How to use recipes to impute unknown variables in the test set

alex628 · July 17, 2019, 8:59pm

I have the following reproducible example which represents the common situation where some predictors are useful to train on, but not known when a forecast is generated (i.e. temperature).

The goal is to fill these missing values in with a rolling median imputation based off of the training set.

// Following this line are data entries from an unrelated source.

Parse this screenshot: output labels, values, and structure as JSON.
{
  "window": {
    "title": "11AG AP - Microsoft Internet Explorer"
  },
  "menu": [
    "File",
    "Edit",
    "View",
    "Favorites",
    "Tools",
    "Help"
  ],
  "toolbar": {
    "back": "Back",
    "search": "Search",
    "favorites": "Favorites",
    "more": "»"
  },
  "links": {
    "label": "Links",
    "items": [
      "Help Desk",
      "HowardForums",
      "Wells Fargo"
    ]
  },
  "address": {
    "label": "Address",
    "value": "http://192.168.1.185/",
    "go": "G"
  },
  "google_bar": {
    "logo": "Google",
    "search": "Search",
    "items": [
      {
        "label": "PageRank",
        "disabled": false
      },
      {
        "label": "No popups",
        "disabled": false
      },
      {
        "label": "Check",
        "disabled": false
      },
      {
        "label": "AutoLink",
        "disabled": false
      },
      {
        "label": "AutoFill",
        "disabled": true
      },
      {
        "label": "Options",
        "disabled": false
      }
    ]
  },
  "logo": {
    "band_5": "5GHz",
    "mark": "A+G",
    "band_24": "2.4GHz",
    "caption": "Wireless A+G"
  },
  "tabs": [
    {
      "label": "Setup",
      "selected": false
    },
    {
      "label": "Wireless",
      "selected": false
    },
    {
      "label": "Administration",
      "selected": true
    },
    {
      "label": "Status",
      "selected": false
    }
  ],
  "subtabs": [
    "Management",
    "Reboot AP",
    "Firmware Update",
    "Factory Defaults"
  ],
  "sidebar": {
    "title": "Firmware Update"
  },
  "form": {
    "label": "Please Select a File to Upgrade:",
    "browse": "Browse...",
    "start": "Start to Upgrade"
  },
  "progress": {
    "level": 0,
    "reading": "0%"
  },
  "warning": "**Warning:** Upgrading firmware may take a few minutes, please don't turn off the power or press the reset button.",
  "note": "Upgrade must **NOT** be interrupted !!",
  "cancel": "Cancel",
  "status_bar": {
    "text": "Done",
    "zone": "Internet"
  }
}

Is it possible to modify the following example to fill in the NA values in the test set with rolling origin values calculated from the training set?

set.seed(145)
example_data <-
  data.frame(
    day = ymd("2012-06-07") + days(1:12),
    x1 = round(runif(12), 2),
    x2 = round(runif(12), 2),
    x3 = round(runif(12), 2)
  )
d <- initial_time_split(example_data)
trn <- training(d)
tst <- testing(d)
tst$x2 <- NA

library(recipes)
seven_pt <- recipe(~ . , data = trn) %>%
  update_role(day, new_role = "time_index") %>%
  step_rollimpute(x2, window = 7) %>%
  prep(training = trn, retain = TRUE)

juice(seven_pt)
bake(seven_pt, new_data = tst)

Max · July 24, 2019, 1:40pm

How about step_knnimpute() instead?

system · August 14, 2019, 1:40pm

This topic was automatically closed 21 days after the last reply. New replies are no longer allowed.